Gazali'ye göre, mevcut olandan daha iyi,
daha tam ve daha mükemmel olan imkân dâhilinde değildir. Varlık dünyasında var olandan daha güzel,
daha mükemmel ve tam olan herhangi bir şey yoktur. Eğer olsaydı ve Tanrı bunu
yaratma kudretine sahip olduğu halde yaratmasaydı, bu ilahî cömertliğe uymayan
bir cimrilik ve ilahî adaletle çelişen bir haksızlık olurdu.
Gazali'nin bu düşüncelerine şu şekilde
itiraz edilebilir? Bu dünyanın mümkün dünyaların en iyisi olduğu fikri ilk
etapta Tanrı'nın iradesini sınırlandırdığı izlenimi vermiyor mu? Çünkü insanlar
en azından cennet tasvirlerinin Kur'an'da anlatıldığını biliyorlar.
Zaten kutsal metinler ahiret hayatının
dünya hayatından daha sıkıntısız olacağını tekrar tekrar vurgulamaktadır. Cenneti yaratan Tanrı niçin bu dünyayı daha
mükemmel yaratmasın?
Bu itirazların ilk bakışta yerinde
eleştireler olduğu kabul edilebilir. Çünkü tecrübe yoluyla bilinmektedir ki,
eğer insanlar iyi eğitim alırlarsa, daha iyi bilinçlenirlerse, bu dünyadaki
sıkıntılar azalabiliyor. Depremler daha az tahribat yapabiliyor. Demek ki
varolandan daha iyisi mümkün olabiliyor. Metin Özdemir, Gazali'nin kötülüğün
ontolojik varlığını inkâr
ederek çıkmaza girdiğini vurgulamaktadır.

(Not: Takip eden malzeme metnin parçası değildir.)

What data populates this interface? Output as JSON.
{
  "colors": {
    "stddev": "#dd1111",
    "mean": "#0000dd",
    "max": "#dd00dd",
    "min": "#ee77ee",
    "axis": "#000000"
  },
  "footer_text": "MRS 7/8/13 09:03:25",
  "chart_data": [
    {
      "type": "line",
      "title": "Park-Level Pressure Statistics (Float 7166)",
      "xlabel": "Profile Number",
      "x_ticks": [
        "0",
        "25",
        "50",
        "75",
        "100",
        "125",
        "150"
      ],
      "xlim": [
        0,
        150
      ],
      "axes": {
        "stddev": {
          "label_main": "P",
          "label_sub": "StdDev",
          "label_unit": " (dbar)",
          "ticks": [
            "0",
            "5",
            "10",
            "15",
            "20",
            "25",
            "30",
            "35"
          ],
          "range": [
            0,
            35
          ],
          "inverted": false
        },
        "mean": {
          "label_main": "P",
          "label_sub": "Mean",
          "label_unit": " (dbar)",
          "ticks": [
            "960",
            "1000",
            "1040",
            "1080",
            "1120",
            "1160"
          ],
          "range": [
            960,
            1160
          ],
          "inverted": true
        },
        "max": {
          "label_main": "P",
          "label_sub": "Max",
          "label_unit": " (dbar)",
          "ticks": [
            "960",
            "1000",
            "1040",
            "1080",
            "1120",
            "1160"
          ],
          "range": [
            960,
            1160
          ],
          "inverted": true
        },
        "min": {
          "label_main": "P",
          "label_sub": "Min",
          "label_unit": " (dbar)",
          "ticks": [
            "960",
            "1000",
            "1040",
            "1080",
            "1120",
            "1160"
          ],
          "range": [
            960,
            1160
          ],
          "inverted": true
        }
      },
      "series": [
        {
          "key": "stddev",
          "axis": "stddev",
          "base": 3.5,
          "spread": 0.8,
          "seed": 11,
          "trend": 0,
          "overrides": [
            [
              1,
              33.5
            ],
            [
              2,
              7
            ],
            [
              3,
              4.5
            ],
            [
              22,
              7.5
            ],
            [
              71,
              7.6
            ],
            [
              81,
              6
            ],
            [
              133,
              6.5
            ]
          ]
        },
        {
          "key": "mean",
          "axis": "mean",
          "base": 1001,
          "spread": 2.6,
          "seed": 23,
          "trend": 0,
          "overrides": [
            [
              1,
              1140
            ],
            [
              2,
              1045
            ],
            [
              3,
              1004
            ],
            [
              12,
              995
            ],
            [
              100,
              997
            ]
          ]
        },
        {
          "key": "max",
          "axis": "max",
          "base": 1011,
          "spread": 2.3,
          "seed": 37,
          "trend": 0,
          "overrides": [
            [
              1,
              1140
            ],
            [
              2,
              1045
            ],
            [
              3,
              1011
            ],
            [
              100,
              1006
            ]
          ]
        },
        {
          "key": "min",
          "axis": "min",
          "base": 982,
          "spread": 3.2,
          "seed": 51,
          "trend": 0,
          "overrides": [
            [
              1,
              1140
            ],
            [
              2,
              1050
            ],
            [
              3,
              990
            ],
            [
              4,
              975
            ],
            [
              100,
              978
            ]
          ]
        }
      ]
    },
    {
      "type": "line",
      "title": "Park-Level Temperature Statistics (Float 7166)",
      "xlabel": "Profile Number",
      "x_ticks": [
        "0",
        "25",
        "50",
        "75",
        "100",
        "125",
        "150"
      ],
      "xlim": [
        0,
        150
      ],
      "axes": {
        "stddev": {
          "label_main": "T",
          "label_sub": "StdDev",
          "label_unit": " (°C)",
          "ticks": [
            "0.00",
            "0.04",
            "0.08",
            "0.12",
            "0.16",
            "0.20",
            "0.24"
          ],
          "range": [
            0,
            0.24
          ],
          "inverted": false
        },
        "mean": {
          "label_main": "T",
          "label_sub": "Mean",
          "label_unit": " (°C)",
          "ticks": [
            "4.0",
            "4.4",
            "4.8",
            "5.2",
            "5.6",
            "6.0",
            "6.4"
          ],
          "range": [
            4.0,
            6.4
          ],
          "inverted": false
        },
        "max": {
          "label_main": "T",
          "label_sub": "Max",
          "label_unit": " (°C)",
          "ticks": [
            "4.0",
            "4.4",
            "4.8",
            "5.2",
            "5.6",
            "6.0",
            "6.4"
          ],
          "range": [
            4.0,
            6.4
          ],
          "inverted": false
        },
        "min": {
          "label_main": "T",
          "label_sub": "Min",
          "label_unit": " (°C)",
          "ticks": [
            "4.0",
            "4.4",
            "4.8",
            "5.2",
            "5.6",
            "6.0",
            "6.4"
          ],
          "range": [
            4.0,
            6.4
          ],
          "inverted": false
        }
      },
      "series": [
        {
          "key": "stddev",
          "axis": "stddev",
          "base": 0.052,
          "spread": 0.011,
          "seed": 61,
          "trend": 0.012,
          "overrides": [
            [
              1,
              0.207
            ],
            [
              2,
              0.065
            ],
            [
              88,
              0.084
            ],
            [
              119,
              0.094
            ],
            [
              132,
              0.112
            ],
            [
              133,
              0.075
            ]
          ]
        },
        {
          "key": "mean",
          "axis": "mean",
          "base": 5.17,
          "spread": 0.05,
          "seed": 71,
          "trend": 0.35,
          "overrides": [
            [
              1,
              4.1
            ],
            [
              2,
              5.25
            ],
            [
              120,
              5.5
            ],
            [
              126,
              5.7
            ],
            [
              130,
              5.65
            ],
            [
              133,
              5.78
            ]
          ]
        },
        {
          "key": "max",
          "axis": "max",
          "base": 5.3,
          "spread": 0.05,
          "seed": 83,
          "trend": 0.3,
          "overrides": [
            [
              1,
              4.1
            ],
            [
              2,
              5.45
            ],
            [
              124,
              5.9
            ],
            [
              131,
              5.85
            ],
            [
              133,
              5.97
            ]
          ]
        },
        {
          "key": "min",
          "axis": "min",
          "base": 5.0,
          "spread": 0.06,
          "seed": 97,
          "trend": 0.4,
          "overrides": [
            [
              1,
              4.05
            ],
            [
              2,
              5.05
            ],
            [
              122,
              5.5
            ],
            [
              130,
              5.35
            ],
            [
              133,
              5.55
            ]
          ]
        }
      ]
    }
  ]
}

Ancak kanaatimizce Gazali burada biraz sonra Swinburne'de de göreceğimiz farklı
bir noktaya işaret etmek istiyor. Eğer insanlar özgür irade sahibi, bu dünya
da bir sınanma yeri olacaksa, ister istemez bazı olumsuzluklar kaçınılmaz
olacaktır. Cennet örneğini ileri sürenler bu noktayı gözden
kaçırmaktadırlar. Oysa dini metinlerin ifade ettiği gibi cennet bir sınanma
yeri değil, aksine insanların yaptıklarına karşılık bir ödüldür. Orada imtihan
ve özgür iradeye de ihtiyaç yoktur. Gazali'ye göre, asıl cevabı aranılması
gereken soru, Allah'ın dünyayı bu şekilde yaratmasındaki gayesinin ne
olduğudur. Bu gaye, Kur'an'a göre ahlâkî ve dinidir. Allah, "İnsanları ve cinleri kendisine
kulluk etmek için yaratmıştır."
İşte bu noktada, Allah'ın bu dünyayı insanlara ve cinlere emrettiği
kulluk esprisine mümkün olan en uygun surette yaratmış olduğu söylenebilir.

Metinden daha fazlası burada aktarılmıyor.